Bothered by the crisis, the chairman of PETROAN, Eastern Zone, Mr Sunny Ekpe made known his thoughts saying that the police won’t do anything to help solve this issue.
“Let me make it categorically clear here, there is no amount of threat by DSS that is going to change anything. If it must change, they must start from the source, they should go to the private depot operators to find out where for now we are getting products from.
“Until the cartel or cabal in that area is handled or taken care of, we can never get any reduction or fairness in the distribution of the product,” He gave his reasons.
He also added that there has been no allocation of Petrol to the portharcourt depot lately (For the past 6 months.)
Former President of the trade union congress, TUC, Peter Esele also added that the DSS would have been a vital piece of information within the supply chain to have received such ultimatum.
“For DSS to come out and issue an ultimatum, the DSS must be privy to some information. Everyone must focus on the DSS to come out with its results within 48 hours or else, DSS may also be a player in the game.

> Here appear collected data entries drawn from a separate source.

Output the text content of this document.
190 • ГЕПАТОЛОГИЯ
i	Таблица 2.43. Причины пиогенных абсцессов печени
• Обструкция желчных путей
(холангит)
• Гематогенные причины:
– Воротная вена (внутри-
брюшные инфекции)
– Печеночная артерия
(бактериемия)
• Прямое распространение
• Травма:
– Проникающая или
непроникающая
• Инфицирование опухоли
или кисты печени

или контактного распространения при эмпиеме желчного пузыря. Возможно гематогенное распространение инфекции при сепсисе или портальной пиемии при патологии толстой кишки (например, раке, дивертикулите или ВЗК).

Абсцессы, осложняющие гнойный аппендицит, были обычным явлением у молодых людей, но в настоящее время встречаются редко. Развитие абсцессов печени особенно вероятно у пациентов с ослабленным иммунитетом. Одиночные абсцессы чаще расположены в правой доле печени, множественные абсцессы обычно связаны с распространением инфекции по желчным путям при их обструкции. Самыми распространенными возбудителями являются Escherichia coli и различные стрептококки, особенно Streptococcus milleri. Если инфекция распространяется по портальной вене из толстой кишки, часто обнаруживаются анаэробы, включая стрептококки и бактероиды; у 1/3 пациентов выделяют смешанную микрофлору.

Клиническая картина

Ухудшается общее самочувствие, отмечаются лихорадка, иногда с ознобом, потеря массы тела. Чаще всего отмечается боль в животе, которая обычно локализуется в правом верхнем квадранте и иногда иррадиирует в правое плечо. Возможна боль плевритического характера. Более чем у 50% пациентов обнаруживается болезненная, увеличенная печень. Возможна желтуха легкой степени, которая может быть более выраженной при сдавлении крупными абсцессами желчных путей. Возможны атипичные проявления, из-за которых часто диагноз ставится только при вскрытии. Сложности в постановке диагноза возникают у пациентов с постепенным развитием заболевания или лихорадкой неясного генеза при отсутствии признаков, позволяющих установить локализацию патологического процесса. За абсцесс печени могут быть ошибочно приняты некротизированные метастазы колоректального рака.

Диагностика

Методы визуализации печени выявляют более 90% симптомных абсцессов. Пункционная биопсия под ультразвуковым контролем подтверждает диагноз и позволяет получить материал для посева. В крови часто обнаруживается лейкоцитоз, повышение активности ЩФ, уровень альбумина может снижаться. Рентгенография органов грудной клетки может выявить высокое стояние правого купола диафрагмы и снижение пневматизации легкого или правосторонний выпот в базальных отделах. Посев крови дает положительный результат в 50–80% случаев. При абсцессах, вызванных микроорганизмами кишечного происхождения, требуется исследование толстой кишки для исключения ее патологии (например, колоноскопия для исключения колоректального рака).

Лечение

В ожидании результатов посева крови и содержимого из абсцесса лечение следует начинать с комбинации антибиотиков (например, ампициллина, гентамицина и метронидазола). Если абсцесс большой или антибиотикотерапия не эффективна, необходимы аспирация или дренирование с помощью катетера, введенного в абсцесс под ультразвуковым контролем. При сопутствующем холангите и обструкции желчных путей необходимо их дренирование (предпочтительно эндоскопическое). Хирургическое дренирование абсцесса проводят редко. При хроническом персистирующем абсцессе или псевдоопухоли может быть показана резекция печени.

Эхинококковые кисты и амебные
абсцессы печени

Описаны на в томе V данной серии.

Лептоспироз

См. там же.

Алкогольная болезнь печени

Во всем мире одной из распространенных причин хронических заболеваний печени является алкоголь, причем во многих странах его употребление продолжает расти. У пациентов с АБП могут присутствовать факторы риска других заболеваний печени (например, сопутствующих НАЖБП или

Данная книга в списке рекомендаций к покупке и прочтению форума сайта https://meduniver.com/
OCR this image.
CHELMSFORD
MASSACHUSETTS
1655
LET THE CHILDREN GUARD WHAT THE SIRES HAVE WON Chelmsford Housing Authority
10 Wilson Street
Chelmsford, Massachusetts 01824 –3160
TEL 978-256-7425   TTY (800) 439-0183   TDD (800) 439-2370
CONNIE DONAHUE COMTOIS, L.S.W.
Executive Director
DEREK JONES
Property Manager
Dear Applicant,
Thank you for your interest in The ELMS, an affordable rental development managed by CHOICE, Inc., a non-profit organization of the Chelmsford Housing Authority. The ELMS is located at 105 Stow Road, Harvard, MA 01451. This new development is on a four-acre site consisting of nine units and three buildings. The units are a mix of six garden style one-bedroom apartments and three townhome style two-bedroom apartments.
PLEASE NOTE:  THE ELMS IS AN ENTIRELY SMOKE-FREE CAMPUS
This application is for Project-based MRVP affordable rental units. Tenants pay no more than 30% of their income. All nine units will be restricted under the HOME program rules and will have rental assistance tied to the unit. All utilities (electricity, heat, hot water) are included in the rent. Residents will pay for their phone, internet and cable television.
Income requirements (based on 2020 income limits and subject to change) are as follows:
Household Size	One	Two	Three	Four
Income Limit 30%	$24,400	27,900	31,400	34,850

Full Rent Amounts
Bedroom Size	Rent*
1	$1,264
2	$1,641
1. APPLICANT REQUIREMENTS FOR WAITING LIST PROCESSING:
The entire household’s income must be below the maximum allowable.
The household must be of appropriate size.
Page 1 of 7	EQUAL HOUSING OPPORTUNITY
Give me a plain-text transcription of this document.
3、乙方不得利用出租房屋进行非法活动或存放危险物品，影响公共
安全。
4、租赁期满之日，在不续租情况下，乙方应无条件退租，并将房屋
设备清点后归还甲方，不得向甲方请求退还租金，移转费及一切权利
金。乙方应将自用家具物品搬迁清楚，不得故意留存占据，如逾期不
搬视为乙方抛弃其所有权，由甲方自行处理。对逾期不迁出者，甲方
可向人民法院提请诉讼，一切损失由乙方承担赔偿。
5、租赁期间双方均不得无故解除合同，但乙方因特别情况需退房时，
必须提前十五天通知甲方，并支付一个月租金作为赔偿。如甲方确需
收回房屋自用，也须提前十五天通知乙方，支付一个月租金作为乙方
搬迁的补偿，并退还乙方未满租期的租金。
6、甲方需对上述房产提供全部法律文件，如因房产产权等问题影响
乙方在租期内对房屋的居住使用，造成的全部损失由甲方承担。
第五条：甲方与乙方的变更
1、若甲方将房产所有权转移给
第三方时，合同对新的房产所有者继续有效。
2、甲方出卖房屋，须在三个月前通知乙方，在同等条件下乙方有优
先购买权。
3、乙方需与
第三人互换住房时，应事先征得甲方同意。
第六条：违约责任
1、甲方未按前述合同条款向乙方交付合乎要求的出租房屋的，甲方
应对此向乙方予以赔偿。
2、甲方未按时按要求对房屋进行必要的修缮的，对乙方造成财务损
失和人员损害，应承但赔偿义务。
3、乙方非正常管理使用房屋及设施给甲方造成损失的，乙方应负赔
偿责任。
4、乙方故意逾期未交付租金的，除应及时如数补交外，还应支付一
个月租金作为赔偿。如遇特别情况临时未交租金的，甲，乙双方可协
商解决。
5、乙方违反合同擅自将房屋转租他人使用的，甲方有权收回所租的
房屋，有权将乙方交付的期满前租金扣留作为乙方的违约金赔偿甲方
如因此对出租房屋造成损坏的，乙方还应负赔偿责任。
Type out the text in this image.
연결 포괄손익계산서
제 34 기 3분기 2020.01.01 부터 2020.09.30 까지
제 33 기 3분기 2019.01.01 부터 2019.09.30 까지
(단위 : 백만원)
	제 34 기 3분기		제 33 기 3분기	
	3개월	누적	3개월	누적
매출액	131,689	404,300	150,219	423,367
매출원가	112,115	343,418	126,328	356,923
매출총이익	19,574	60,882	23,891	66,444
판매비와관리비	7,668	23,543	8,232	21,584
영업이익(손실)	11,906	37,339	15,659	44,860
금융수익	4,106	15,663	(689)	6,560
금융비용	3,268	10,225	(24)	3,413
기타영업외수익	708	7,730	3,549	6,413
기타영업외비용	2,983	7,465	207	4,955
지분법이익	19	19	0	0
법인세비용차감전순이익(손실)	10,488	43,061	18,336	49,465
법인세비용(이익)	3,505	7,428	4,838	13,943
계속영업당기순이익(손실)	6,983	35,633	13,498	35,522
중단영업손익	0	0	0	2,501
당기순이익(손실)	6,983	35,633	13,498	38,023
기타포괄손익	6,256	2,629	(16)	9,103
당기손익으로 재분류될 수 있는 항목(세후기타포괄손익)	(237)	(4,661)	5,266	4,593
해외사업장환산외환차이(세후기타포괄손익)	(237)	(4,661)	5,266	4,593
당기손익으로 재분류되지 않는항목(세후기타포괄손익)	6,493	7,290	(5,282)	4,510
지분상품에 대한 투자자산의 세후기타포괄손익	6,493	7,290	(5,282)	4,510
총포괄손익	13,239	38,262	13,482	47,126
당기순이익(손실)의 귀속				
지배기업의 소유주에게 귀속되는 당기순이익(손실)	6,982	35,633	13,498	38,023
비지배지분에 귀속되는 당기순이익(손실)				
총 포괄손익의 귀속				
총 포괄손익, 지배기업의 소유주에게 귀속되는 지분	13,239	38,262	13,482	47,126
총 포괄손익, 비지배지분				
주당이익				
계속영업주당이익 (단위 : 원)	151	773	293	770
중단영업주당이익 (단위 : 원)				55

“DSS must tell Nigerians its findings within 48 hours and whoever is behind this should be prosecuted because there are enough products in this country for everybody to get petrol,” he said.
Its Chairman, Mr Oluwole Adeosun, made the call at a web training for energy journalists, yesterday, in Lagos.
Mr Oluwole Adeosun, added “We envisage a rise in demand during the yuletide season and we are prepared to work round the clock to keep our stations running.
“If the country wishes to implement a subsidy, it must be in areas targeted to help those it should help. Such areas are agriculture and transportation, to reduce food price, and inflation and generate more jobs for Nigerians.
“In tandem, we must find a way to liberalize supply. We must bring transparency and competition into supply to ensure steady and more efficient supply at optimum prices.
“Imported products must compete with locally refined products to find a meeting point between the need for local refining and competitively low but cost recovered prices for Nigerians for sustainability.
“The dialogue with the Nigerian people needs to begin to identify, negotiate and agree on these areas and begin implementation to save the downstream industry.
“The industry has been in degradation free fall due to a lack of investment to maintain, renew and grow assets and facilities such as refineries, pipelines, depots, trucks and modern filling stations,” he said.
“Neither the new refineries nor the refurbished refineries will survive with the refining margins at current pump prices.”